My Tendencies

"the dictionary meaning of that makes up a psychopath"

Just for starters I want to point out that if something fits the symptoms it doesn't mean that's the conclusion. This approach is like self-analysis using Google: finding out what is wrong with you and realising you fit 6 out of the 12 symptoms for cancer. It doesn't work like that.

I think I share some of your traits. I have only just gotten into reddit, so instead of going to /r/watchpeopledie I would go to bestgore.com for example. Same thing though, although I wouldn't say happy as much as excited or amused (and unlike you I am into the gore). I don't have strong emotional responses so I don't really feel happy ever as much as I manage to feel satisfied. But I wouldn't say I don't feel things, I definitely do, and I'm sure everyone does. The problem is being aware of it when it happens. Even if I were happy I wouldn't be able to tell. "i almost feel like I'm depressed but i don't feel sad nor happy." Same issue for me, but that uncertainty towards what you'd link that feeling to... For me it's emptiness, which then leads to depression if I do nothing about it. That's why I'm always doing something new to try to temporarily escape the emptiness.

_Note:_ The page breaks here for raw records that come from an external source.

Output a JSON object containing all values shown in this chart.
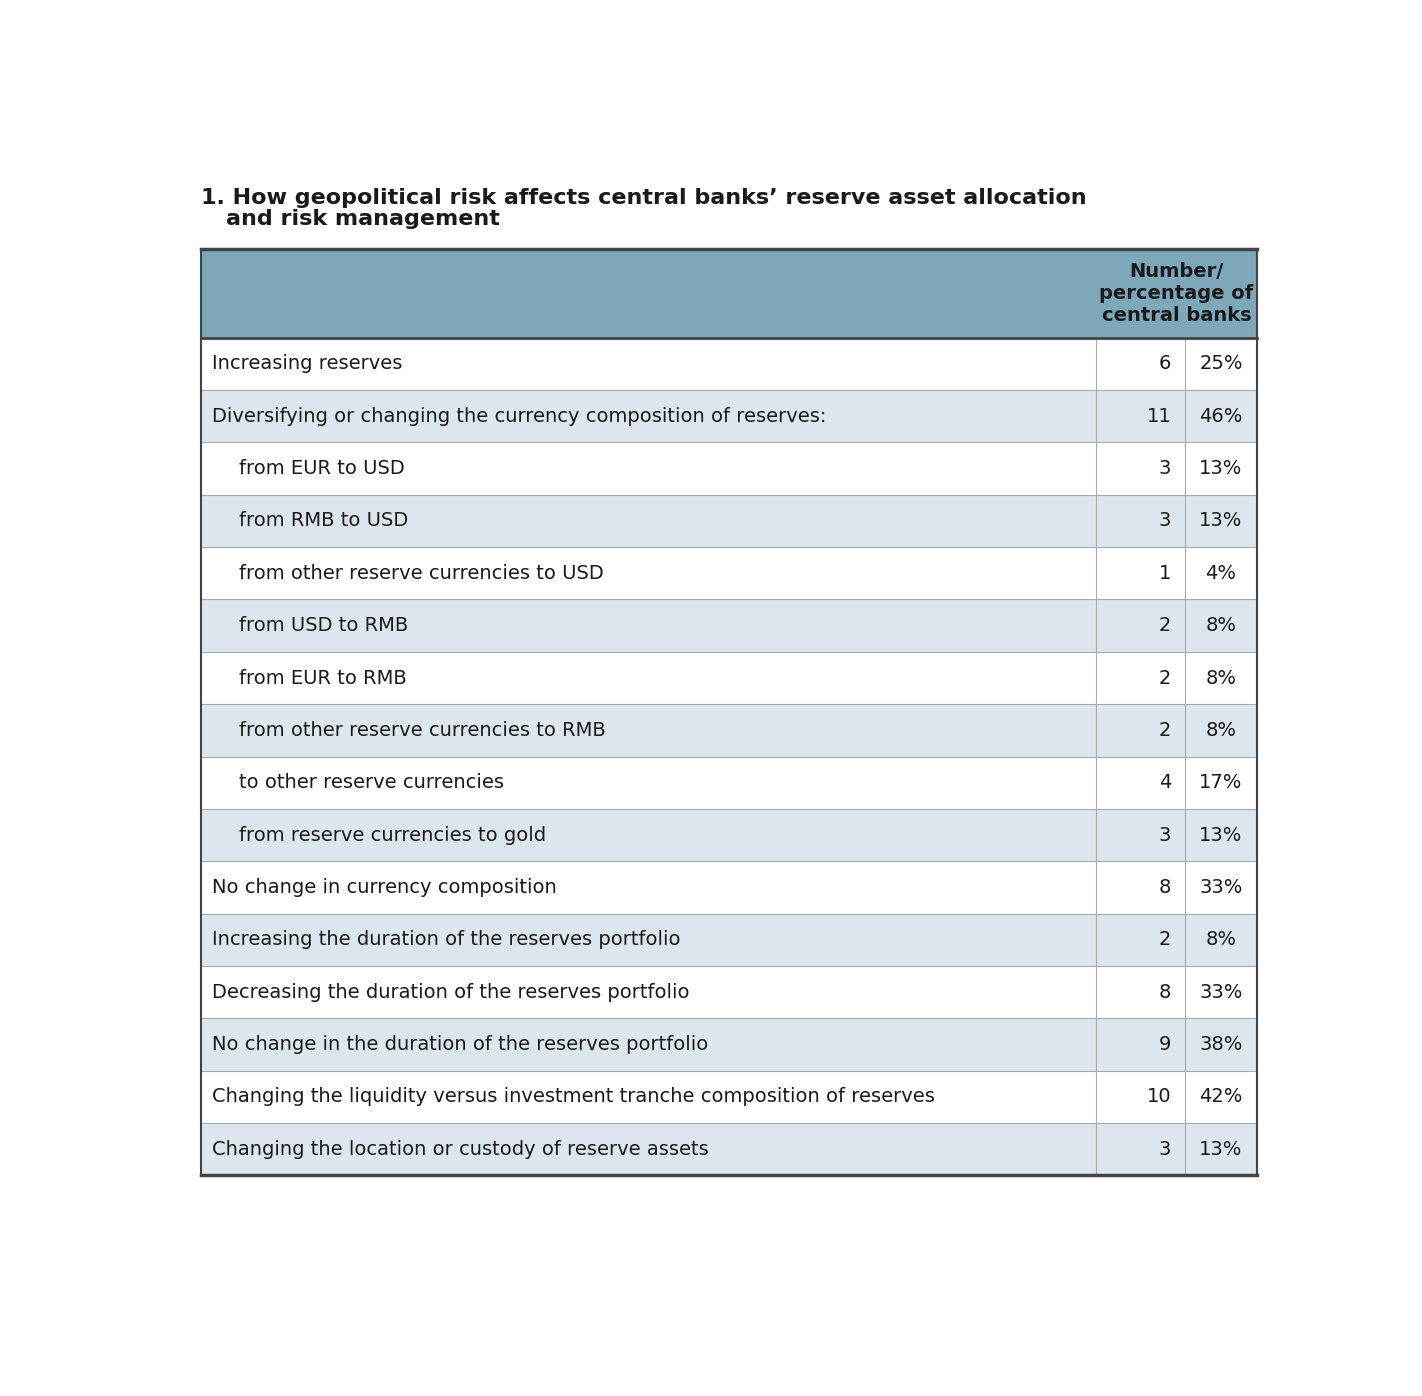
{
  "title_line1": "1. How geopolitical risk affects central banks’ reserve asset allocation",
  "title_line2": "   and risk management",
  "header_col": "Number/\npercentage of\ncentral banks",
  "rows": [
    {
      "label": "Increasing reserves",
      "indent": 0,
      "number": "6",
      "pct": "25%",
      "shaded": false
    },
    {
      "label": "Diversifying or changing the currency composition of reserves:",
      "indent": 0,
      "number": "11",
      "pct": "46%",
      "shaded": true
    },
    {
      "label": "from EUR to USD",
      "indent": 1,
      "number": "3",
      "pct": "13%",
      "shaded": false
    },
    {
      "label": "from RMB to USD",
      "indent": 1,
      "number": "3",
      "pct": "13%",
      "shaded": true
    },
    {
      "label": "from other reserve currencies to USD",
      "indent": 1,
      "number": "1",
      "pct": "4%",
      "shaded": false
    },
    {
      "label": "from USD to RMB",
      "indent": 1,
      "number": "2",
      "pct": "8%",
      "shaded": true
    },
    {
      "label": "from EUR to RMB",
      "indent": 1,
      "number": "2",
      "pct": "8%",
      "shaded": false
    },
    {
      "label": "from other reserve currencies to RMB",
      "indent": 1,
      "number": "2",
      "pct": "8%",
      "shaded": true
    },
    {
      "label": "to other reserve currencies",
      "indent": 1,
      "number": "4",
      "pct": "17%",
      "shaded": false
    },
    {
      "label": "from reserve currencies to gold",
      "indent": 1,
      "number": "3",
      "pct": "13%",
      "shaded": true
    },
    {
      "label": "No change in currency composition",
      "indent": 0,
      "number": "8",
      "pct": "33%",
      "shaded": false
    },
    {
      "label": "Increasing the duration of the reserves portfolio",
      "indent": 0,
      "number": "2",
      "pct": "8%",
      "shaded": true
    },
    {
      "label": "Decreasing the duration of the reserves portfolio",
      "indent": 0,
      "number": "8",
      "pct": "33%",
      "shaded": false
    },
    {
      "label": "No change in the duration of the reserves portfolio",
      "indent": 0,
      "number": "9",
      "pct": "38%",
      "shaded": true
    },
    {
      "label": "Changing the liquidity versus investment tranche composition of reserves",
      "indent": 0,
      "number": "10",
      "pct": "42%",
      "shaded": false
    },
    {
      "label": "Changing the location or custody of reserve assets",
      "indent": 0,
      "number": "3",
      "pct": "13%",
      "shaded": true
    }
  ],
  "header_bg": "#7da8ba",
  "row_bg_shaded": "#dce6ed",
  "row_bg_white": "#ffffff",
  "text_color": "#1a1a1a",
  "title_color": "#1a1a1a",
  "border_color_dark": "#444444",
  "border_color_light": "#aaaaaa",
  "font_size_title": 16,
  "font_size_header": 14,
  "font_size_row": 14,
  "indent_size": 35
}
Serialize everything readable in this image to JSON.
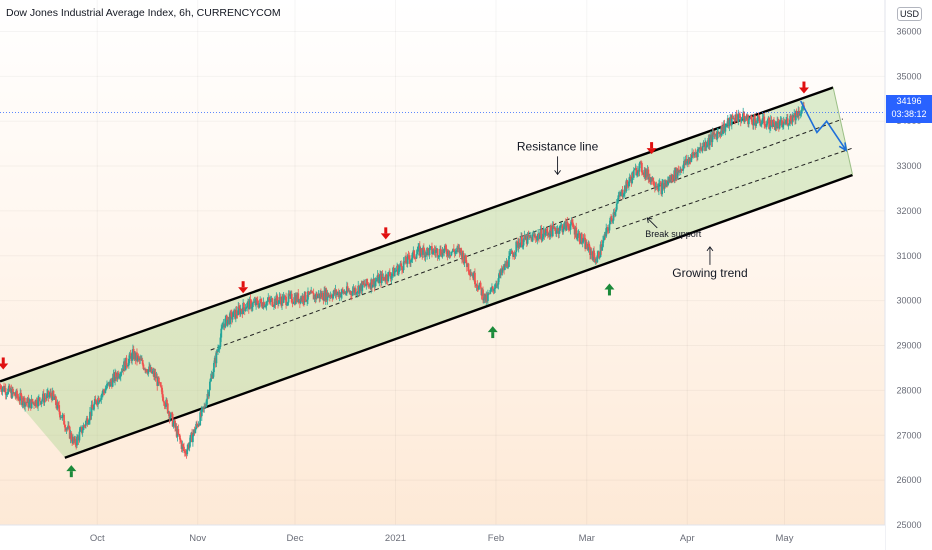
{
  "header": {
    "title": "Dow Jones Industrial Average Index, 6h, CURRENCYCOM",
    "currency": "USD"
  },
  "price_label": {
    "value": "34196",
    "countdown": "03:38:12"
  },
  "colors": {
    "up": "#26a69a",
    "down": "#ef5350",
    "channel_fill": "rgba(178,214,150,0.45)",
    "marker_down": "#e01010",
    "marker_up": "#1b8a3a",
    "projection": "#1e6fd9"
  },
  "chart_data": {
    "type": "candlestick",
    "x_ticks": [
      "Oct",
      "Nov",
      "Dec",
      "2021",
      "Feb",
      "Mar",
      "Apr",
      "May"
    ],
    "y_ticks": [
      "25000",
      "26000",
      "27000",
      "28000",
      "29000",
      "30000",
      "31000",
      "32000",
      "33000",
      "34000",
      "35000",
      "36000"
    ],
    "ylim": [
      25000,
      36300
    ],
    "x_range": [
      "2020-09-01",
      "2021-06-01"
    ],
    "last_price": 34196,
    "price_path": [
      {
        "date": "2020-09-01",
        "value": 28100
      },
      {
        "date": "2020-09-10",
        "value": 27700
      },
      {
        "date": "2020-09-17",
        "value": 27900
      },
      {
        "date": "2020-09-24",
        "value": 26800
      },
      {
        "date": "2020-10-01",
        "value": 27800
      },
      {
        "date": "2020-10-12",
        "value": 28800
      },
      {
        "date": "2020-10-19",
        "value": 28300
      },
      {
        "date": "2020-10-28",
        "value": 26600
      },
      {
        "date": "2020-11-03",
        "value": 27600
      },
      {
        "date": "2020-11-09",
        "value": 29500
      },
      {
        "date": "2020-11-16",
        "value": 29900
      },
      {
        "date": "2020-11-25",
        "value": 30000
      },
      {
        "date": "2020-12-07",
        "value": 30100
      },
      {
        "date": "2020-12-18",
        "value": 30200
      },
      {
        "date": "2020-12-31",
        "value": 30600
      },
      {
        "date": "2021-01-08",
        "value": 31100
      },
      {
        "date": "2021-01-21",
        "value": 31100
      },
      {
        "date": "2021-01-29",
        "value": 30000
      },
      {
        "date": "2021-02-08",
        "value": 31300
      },
      {
        "date": "2021-02-24",
        "value": 31700
      },
      {
        "date": "2021-03-04",
        "value": 30900
      },
      {
        "date": "2021-03-11",
        "value": 32300
      },
      {
        "date": "2021-03-17",
        "value": 33000
      },
      {
        "date": "2021-03-24",
        "value": 32500
      },
      {
        "date": "2021-04-05",
        "value": 33400
      },
      {
        "date": "2021-04-16",
        "value": 34100
      },
      {
        "date": "2021-04-30",
        "value": 33900
      },
      {
        "date": "2021-05-07",
        "value": 34300
      }
    ],
    "channel": {
      "resistance": [
        {
          "date": "2020-09-01",
          "value": 28200
        },
        {
          "date": "2021-05-16",
          "value": 34750
        }
      ],
      "support": [
        {
          "date": "2020-09-21",
          "value": 26500
        },
        {
          "date": "2021-05-22",
          "value": 32800
        }
      ],
      "mid_dashed": [
        {
          "date": "2020-11-05",
          "value": 28900
        },
        {
          "date": "2021-05-19",
          "value": 34050
        }
      ],
      "lower_dashed": [
        {
          "date": "2021-03-10",
          "value": 31600
        },
        {
          "date": "2021-05-22",
          "value": 33400
        }
      ]
    },
    "projection": [
      {
        "date": "2021-05-06",
        "value": 34450
      },
      {
        "date": "2021-05-11",
        "value": 33750
      },
      {
        "date": "2021-05-14",
        "value": 34000
      },
      {
        "date": "2021-05-20",
        "value": 33350
      }
    ],
    "markers": [
      {
        "type": "down",
        "date": "2020-09-02",
        "value": 28600
      },
      {
        "type": "up",
        "date": "2020-09-23",
        "value": 26200
      },
      {
        "type": "down",
        "date": "2020-11-15",
        "value": 30300
      },
      {
        "type": "down",
        "date": "2020-12-29",
        "value": 31500
      },
      {
        "type": "up",
        "date": "2021-01-31",
        "value": 29300
      },
      {
        "type": "down",
        "date": "2021-03-21",
        "value": 33400
      },
      {
        "type": "up",
        "date": "2021-03-08",
        "value": 30250
      },
      {
        "type": "down",
        "date": "2021-05-07",
        "value": 34750
      }
    ],
    "annotations": [
      {
        "text": "Resistance line",
        "date": "2021-02-20",
        "value": 33350,
        "arrow": "down"
      },
      {
        "text": "Break support",
        "date": "2021-03-28",
        "value": 31420,
        "arrow": "up-left"
      },
      {
        "text": "Growing trend",
        "date": "2021-04-08",
        "value": 30530,
        "arrow": "up"
      }
    ]
  }
}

See in my case, my psychopathic tendencies might just be caused by an emotional detachment, which would mean I'm not really a psychopath. When you say there's something that clicked? That probably means you're not a psychopath, you've just gone through an experience or a moment (however brief it was) that made you adapt and adopt some of the tendencies. Usually being a psychopath is related to something genetic, meaning you are born a psychopath (although I'm not entirely sure here and even if that is the norm, I would personally disagree to some level).

"Everyday I have these "fantasies" about killing people that i see." I'd say it's because you're missing something. If you think this isn't healthy for you, then do something about it. Force yourself to socialise, to meditate, to feel again... If these thoughts and mannerisms were natural then you'd be fine with them, and they wouldn't bother you. You wouldn't try your hardest to hate the thoughts.